Colorado Springs Gazette Cover Art, November 12, 2010

Allen True’s West: New touring show celebrates Western art

“Allen True’s West”

When: Through Jan. 9

Where: Fine Arts Center, 30 W. Dale St.

Admission: $10, $8.50 seniors, military personnel with ID and students, members free; 634-5583, csfineartscenter.org

Something else: From 2 to 4 p.m. Saturday, Victoria Tupper Kirby, co-author of “Allen Tupper True: An American Artist,” signs her book on her grandfather’s work at Black Cat Books, 720 Manitou Ave., Manitou Springs.

Traveling exhibit of works by artist who ‘escaped notice’ stops at Fine Arts Center by T. D. Mobley-Martinez

Allen True loved the West.

“I have to stay here to pick up my training and knowledge of my craft,” True wrote his father in 1906, “but just as soon as it is possible I shall come back to my native Colorado and do my work. Someday I am going to paint some big western pictures — worth a place in our capital telling something of the Western Frontier life that I am so proud of being heir to.”

You can see that affection as well as artifacts of his journey from illustrator to muralist in “Allen True’s West,” a touring show that celebrates his work. Curated by the Denver Art Museum, the 42-piece exhibition opens at the Fine Arts Center today.

When it comes to Western art, names like Charles Russell and Frederic Remington generate the real wattage. Even today, True is largely overshadowed by the giants of the genre.

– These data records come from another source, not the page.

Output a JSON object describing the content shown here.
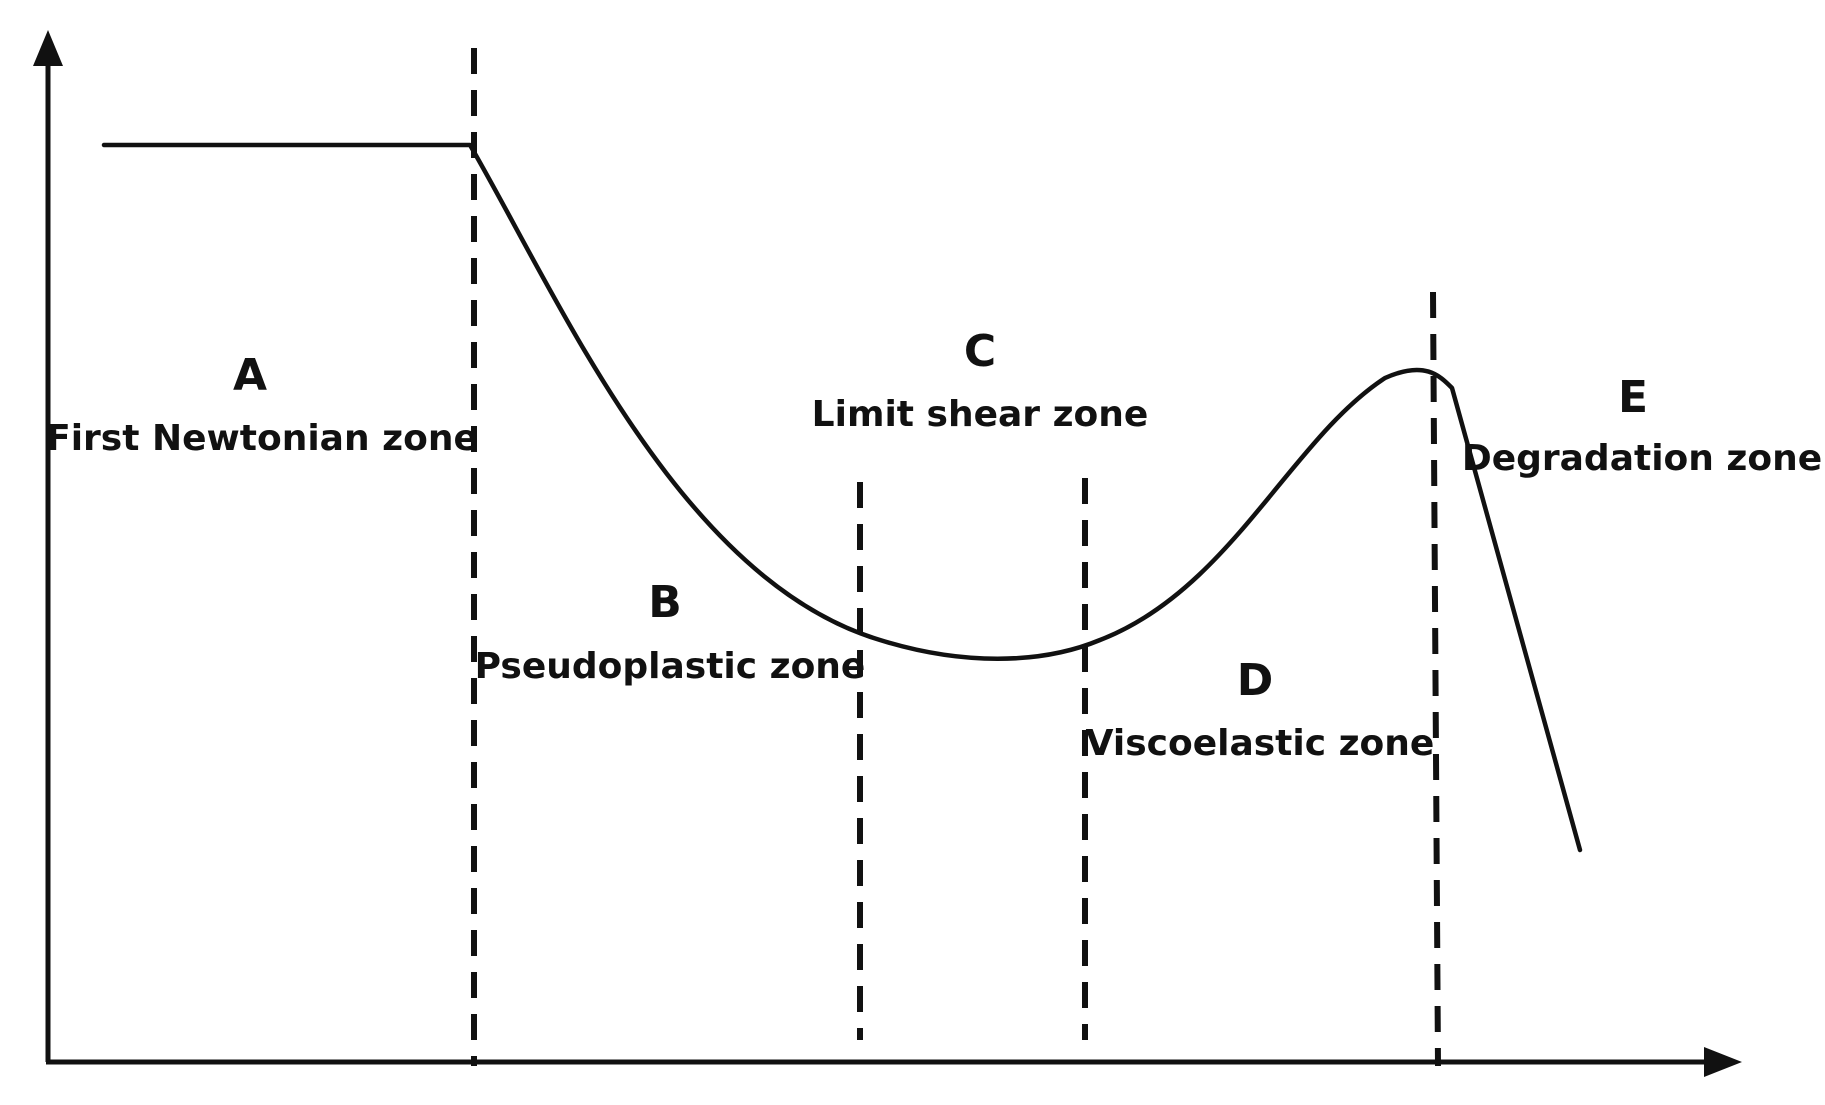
{
  "zones": [
    {
      "letter": "A",
      "name": "First Newtonian zone"
    },
    {
      "letter": "B",
      "name": "Pseudoplastic zone"
    },
    {
      "letter": "C",
      "name": "Limit shear zone"
    },
    {
      "letter": "D",
      "name": "Viscoelastic zone"
    },
    {
      "letter": "E",
      "name": "Degradation zone"
    }
  ],
  "colors": {
    "ink": "#111111",
    "background": "#ffffff"
  }
}
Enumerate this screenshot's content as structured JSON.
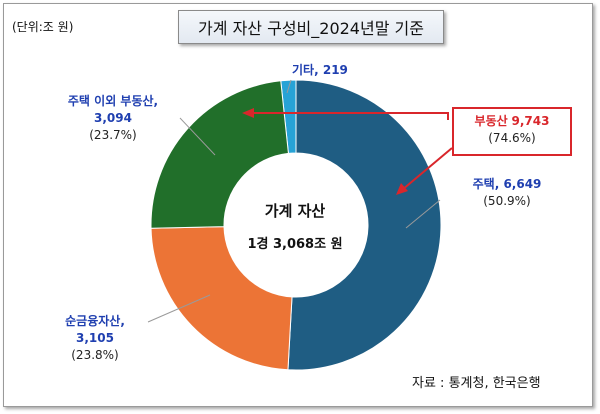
{
  "chart_data": {
    "type": "pie",
    "variant": "donut",
    "title": "가계 자산 구성비_2024년말 기준",
    "unit_label": "(단위:조 원)",
    "center_title": "가계 자산",
    "center_total": "1경 3,068조 원",
    "source": "자료 : 통계청, 한국은행",
    "slices": [
      {
        "name": "기타",
        "value": 219,
        "value_text": "219",
        "percent_text": "",
        "color": "#27a3d6"
      },
      {
        "name": "주택",
        "value": 6649,
        "value_text": "6,649",
        "percent_text": "(50.9%)",
        "color": "#1f5d83"
      },
      {
        "name": "순금융자산",
        "value": 3105,
        "value_text": "3,105",
        "percent_text": "(23.8%)",
        "color": "#ec7436"
      },
      {
        "name": "주택 이외 부동산",
        "value": 3094,
        "value_text": "3,094",
        "percent_text": "(23.7%)",
        "color": "#216f2a"
      }
    ],
    "highlight": {
      "name": "부동산",
      "value": 9743,
      "value_text": "9,743",
      "percent_text": "(74.6%)",
      "color": "#d9262b"
    }
  }
}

“We’re really looking back now and what we see, what we’re drawn to, is the artists that somehow escaped notice,” says Blake Milteer, Fine Arts Center museum director. “We find he was not only in demand (in his time) but doing work that others were looking to.

“He’s a more and more important force in Western art.”

Born in Colorado Springs in 1881 and raised in Denver, True began his education as an artist at the renowned Corcoran School of Art in Washington, D.C. By 1902, he was one of the select group trained by the leading illustrator of the time, Howard Pyle. In that tutelage, True met lifelong friend N.C. Wyeth, a renowned illustrator and patriarch of three generations of artists. Before long, True’s work began appearing in magazines such as the Saturday Evening Post.

In stark contrast to Wyeth, True’s star rose slowly.

True bounced from Boston to the Springs before heading to Europe in 1907. There, he met British artist Frank Brangwyn, and became his apprentice on a mural for a historical London hall. 

The mural became his métier, and before his death in 1955, it was what he was best known for — not only his visions of a rustic West, but of one embroiled in contemporary questions around water, electricity and telecommunications.

Allen True saw a lot of value in depicting the way the West formed American identity,” says Milteer, adding that local murals include those at the Alice Bemis Taylor’s Day School, the state Capitol and the Denver Public Library. “You see a very bold indication of a West changing in his time.”